Over at the World Bank’s Development Impact blog, Jed Friedman argues that these RCTs are not done to determine if eyeglasses improve schoolwork but rather to see if the impact is enough to justify supplying students with free glasses. The logic being that paying for glasses in a policy choice and we need to determine if it is the best use of resources. Friedman is correct in framing the argument in this way. Unfortunately, the argument is not framed that way by economists, leaving them open to the kind of criticism from the Ziliak paper.
Jeffrey Hammer, in a post entitled ¨The Chief Minister Posed Questions We Couldn’t Answer,¨ he tells the story of a conference of development economists who are asked by the Minister of Punjab province in Pakistan how he should allocate funding. Was it better to put it in infrastructure, social services, health etc? Nobody could answer the question.
Maybe the Chief Minister would be better off improving education or road networks or police or rural electricity. Some of these alternative policies could have more impact on food consumption than food distribution if we thought about how the world worked. Getting food to market securely (roads, better cold storage, trustworthy police and safe roads – this is Pakistan, which no one seemed to notice) may increase food availability much more than any tunnel-visioned food program Or not – maybe the food distribution system is better. We just don’t know. And none of us “experts” are trying to find out.
Hammer says that the lack of comparison (or maybe the lack of any connection to reality) makes all these RCTs useless for policymakers. Opportunity costs (hardly a novel idea) need to be taken into account.

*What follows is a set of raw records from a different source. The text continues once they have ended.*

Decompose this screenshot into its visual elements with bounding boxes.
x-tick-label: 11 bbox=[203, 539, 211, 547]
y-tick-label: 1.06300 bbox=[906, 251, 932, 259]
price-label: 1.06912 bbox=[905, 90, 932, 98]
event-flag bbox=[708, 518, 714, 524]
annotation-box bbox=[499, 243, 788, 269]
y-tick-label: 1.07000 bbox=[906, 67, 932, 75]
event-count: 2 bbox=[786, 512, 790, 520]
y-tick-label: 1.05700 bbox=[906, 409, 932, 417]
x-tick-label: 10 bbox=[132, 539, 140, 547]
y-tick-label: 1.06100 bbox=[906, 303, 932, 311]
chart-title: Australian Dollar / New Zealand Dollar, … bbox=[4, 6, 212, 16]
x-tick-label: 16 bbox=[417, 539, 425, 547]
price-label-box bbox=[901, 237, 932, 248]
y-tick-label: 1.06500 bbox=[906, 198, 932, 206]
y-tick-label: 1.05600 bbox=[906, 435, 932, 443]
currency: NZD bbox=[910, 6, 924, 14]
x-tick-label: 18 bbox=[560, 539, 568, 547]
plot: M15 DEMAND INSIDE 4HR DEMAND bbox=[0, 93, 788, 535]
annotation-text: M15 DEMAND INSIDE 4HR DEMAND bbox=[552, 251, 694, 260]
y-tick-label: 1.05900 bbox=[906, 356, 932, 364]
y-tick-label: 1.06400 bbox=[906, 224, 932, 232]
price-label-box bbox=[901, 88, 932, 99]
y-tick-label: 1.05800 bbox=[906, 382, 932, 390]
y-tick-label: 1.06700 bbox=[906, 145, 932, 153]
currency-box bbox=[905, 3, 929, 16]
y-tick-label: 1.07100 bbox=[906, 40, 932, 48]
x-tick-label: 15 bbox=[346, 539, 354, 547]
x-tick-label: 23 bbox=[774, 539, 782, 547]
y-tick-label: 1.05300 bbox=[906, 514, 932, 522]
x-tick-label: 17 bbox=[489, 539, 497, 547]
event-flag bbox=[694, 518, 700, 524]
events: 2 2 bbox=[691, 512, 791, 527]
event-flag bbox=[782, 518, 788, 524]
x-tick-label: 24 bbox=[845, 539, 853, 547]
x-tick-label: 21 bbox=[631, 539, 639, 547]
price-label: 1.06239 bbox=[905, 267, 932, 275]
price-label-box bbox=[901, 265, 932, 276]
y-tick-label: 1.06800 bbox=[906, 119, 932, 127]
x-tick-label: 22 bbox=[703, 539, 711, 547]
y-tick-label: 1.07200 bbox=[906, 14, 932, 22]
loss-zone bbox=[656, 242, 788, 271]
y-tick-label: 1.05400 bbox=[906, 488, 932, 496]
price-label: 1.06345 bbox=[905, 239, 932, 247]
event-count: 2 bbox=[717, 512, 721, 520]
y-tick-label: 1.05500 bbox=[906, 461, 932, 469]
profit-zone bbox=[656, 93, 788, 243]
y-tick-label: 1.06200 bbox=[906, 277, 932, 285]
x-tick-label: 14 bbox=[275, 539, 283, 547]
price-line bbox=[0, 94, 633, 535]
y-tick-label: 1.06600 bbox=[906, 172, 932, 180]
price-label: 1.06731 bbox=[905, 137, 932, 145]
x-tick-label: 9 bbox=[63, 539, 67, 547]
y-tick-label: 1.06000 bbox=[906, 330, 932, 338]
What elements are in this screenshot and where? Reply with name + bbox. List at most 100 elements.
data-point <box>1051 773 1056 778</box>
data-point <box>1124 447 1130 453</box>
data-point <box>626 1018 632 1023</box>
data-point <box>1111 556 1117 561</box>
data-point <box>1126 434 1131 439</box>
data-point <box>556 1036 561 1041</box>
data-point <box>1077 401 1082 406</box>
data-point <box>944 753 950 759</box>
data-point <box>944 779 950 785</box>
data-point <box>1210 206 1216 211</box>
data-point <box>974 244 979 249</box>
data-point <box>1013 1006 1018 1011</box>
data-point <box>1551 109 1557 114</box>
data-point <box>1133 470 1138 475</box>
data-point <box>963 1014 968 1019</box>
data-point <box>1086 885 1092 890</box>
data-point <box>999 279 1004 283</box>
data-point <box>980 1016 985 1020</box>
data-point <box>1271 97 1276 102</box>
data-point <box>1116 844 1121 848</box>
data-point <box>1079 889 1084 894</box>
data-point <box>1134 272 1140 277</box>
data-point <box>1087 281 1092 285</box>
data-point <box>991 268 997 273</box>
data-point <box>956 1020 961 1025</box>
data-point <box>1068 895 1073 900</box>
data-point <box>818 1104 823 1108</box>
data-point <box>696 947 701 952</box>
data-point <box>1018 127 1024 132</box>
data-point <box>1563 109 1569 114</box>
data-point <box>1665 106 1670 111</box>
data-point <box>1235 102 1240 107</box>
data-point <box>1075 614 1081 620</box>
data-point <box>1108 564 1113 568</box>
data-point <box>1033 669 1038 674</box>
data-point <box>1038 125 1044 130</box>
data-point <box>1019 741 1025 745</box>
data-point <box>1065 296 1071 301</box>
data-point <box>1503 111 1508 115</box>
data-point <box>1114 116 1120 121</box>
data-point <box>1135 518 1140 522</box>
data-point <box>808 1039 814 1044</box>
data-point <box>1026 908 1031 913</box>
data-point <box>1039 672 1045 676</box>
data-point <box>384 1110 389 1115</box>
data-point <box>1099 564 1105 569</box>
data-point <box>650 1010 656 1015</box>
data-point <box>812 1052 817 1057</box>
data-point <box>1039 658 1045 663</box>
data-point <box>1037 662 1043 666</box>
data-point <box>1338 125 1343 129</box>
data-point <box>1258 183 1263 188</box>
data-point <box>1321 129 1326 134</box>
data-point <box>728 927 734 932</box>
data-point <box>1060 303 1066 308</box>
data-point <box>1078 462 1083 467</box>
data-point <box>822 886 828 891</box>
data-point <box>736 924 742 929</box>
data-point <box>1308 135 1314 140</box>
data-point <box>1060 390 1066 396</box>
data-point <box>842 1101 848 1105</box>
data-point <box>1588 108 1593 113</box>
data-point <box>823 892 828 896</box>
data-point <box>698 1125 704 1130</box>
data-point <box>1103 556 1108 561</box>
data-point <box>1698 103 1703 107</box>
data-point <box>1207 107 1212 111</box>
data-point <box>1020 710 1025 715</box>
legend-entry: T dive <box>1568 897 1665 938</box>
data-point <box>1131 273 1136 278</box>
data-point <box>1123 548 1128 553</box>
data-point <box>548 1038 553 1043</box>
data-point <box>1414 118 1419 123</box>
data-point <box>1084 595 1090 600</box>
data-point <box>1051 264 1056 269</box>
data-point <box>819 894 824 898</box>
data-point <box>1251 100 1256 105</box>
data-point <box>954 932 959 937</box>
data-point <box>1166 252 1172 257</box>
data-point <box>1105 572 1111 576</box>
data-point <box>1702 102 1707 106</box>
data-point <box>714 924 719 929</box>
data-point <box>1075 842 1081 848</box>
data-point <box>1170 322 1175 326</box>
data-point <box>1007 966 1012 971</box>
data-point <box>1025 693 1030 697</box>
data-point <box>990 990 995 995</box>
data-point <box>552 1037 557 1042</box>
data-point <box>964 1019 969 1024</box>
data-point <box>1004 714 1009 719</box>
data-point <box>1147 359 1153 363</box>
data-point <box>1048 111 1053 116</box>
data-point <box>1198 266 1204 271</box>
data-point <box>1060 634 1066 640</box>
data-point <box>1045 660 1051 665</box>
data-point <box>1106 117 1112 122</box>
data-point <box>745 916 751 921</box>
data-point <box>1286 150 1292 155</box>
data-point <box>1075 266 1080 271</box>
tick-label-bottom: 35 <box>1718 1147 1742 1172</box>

When someone says “we should have more “X” because we have evidence that it works”, the response should be “compared to what?” What should we cut in order to promote your particular interest? My hobby horse these days is more sanitation in South Asia. I should have to defend it against (at least) a few alternatives.
Anyway, these are questions that have not been answered sufficiently. And until they are, these RCTs will continue to face criticism from both the ethical and the practical sides of the debate. After all, if dozens of highly trained economists can’t even answer the question of where to put the money, we are in trouble.